Charlie Sheen

CHARLIE SHEEN: EL RESUCITADO QUE HA CONVERTIDO LOS ESCÁNDALOS EN TESTIMONIO

Hoy, Charlie Sheen vive lo que llama “tiempo extra o la décima vida”. Ya no es el hombre que coleccionaba titulares por sus excesos, sino alguien que aprendió a narrar sus heridas sin esconderlas. Su resurrección no borra sus escándalos: los convierte en testimonio de que, incluso en el epicentro del caos, puede encontrarse una salida.

Ciudad de México, 9 de septiembre (MaremotoM).- Hace poco más de una década, Charlie Sheen era sinónimo de exceso: adicciones, fiestas interminables, prostitutas, demandas, peleas con los estudios y titulares que parecían anunciar su autodestrucción. Hoy, con 60 años cumplidos, el actor ha emergido de aquellas cenizas: sobrio, reflexivo y dispuesto a contar su historia sin filtros. “Prefiero estar algo blando y vivo que demacrado y muerto”, resume su nueva filosofía.

El propio Sheen recuerda aquellos tiempos como una montaña rusa que nunca se detenía. En 2011, cuando fue despedido de la serie Two and a Half Men, era el actor mejor pagado de la televisión.
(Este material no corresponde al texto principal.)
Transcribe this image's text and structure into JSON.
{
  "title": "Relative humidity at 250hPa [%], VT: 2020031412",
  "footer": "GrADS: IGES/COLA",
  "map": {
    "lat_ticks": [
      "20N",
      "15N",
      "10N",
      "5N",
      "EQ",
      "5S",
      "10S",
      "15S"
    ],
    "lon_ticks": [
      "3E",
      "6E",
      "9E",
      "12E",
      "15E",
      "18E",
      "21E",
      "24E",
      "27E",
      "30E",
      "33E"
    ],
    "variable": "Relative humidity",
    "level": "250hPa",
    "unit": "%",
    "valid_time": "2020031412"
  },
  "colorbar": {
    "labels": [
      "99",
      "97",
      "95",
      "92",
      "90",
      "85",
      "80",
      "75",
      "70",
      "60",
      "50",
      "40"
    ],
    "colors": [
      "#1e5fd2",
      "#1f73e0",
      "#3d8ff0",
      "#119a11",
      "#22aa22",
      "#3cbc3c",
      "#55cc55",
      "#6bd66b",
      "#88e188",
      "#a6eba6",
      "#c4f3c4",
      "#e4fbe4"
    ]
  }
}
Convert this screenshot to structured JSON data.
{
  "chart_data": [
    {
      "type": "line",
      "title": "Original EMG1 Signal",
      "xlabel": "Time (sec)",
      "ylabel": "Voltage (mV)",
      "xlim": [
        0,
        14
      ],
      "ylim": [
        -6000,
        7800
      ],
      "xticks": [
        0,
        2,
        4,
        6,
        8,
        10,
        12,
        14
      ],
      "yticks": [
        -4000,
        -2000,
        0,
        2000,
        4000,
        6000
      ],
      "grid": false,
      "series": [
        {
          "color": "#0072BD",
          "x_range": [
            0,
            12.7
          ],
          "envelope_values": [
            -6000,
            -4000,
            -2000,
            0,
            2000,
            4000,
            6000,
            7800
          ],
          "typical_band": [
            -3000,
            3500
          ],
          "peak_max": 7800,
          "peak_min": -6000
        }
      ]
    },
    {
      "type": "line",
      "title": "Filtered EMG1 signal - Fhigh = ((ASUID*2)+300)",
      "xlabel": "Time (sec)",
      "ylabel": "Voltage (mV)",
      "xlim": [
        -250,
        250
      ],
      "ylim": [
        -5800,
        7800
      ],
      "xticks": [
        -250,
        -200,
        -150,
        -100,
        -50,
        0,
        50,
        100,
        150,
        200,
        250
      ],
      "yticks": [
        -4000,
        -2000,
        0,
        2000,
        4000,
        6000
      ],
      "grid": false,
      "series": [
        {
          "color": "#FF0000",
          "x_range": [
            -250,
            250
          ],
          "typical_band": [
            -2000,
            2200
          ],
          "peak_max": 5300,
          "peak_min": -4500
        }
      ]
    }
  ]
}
El colapso fue público: insultos a su creador Chuck Lorre, conferencias de prensa desbordadas, frases delirantes como “Tiger blood” y “Winning!” convertidas en memes globales y un desfile de fiestas con “diosas” —como él llamaba a las mujeres con las que convivía en mansiones repletas de drogas y alcohol.

A ello se sumaron episodios violentos con exparejas, detenciones por posesión de sustancias, el uso compulsivo de cocaína y la confesión, en 2015, de ser portador de VIH, tras años de especulaciones y chantajes. “Durante mucho tiempo, el sexo y las drogas eran lo único que me importaba. Todo lo demás venía después”, confiesa ahora en sus memorias.

La intervención organizada por su padre, Martin Sheen, disfrazada de fiesta de cumpleaños, fue el punto de inflexión. La llamada telefónica sorpresa de Clint Eastwood lo sacudió: “Es un tropiezo, hijo. Tienes que enderezarte”. Por primera vez, Charlie aceptó que debía buscar ayuda.

Desde entonces, lleva ocho años sobrio y casi una década de vida ordenada. “Nunca me consideré víctima. Todo lo hice por decisión, pero entendí que debía cambiar o morir”, admite.

Jon Cryer, compañero en Two and a Half Men, fue testigo directo de ese ciclo autodestructivo. En el documental reconoce: “Parte del ciclo de Sheen ha sido arruinarlo todo, tocar fondo y luego reconstruirse con mucho positivismo, solo para volver a ponerse en riesgo”. Hoy, aunque su relación sigue marcada por el distanciamiento, Cryer reconoce su renacimiento como auténtico.

Martin Sheen, por su parte, subraya en cámara lo doloroso que fue permitir que su hijo enfrentara solo sus consecuencias: “A veces el mayor acto de amor es soltar”.

Este proceso de cambio se cristaliza en dos proyectos: la autobiografía The Book of Sheen (lanzada hoy) y el documental aka Charlie Sheen, que se estrenará mañana en Netflix . Ambos repasan desde su infancia en los sets de Apocalypse Now hasta su resurrección actual, pasando por el torbellino de los 2000 y 2010.

En ellos, Sheen no borra nada: recuerda la liposucción que se hizo tras un comentario burlón de una escort, la sobredosis de cocaína que casi le cuesta la vida y el aislamiento familiar que provocaron sus excesos. También habla de la reconciliación, como la que mostró al caminar la alfombra roja junto a Denise Richards en la premier del documental.

Hoy, Charlie Sheen vive lo que llama “tiempo extra o la décima vida”. Ya no es el hombre que coleccionaba titulares por sus excesos, sino alguien que aprendió a narrar sus heridas sin esconderlas. Su resurrección no borra sus escándalos: los convierte en testimonio de que, incluso en el epicentro del caos, puede encontrarse una salida.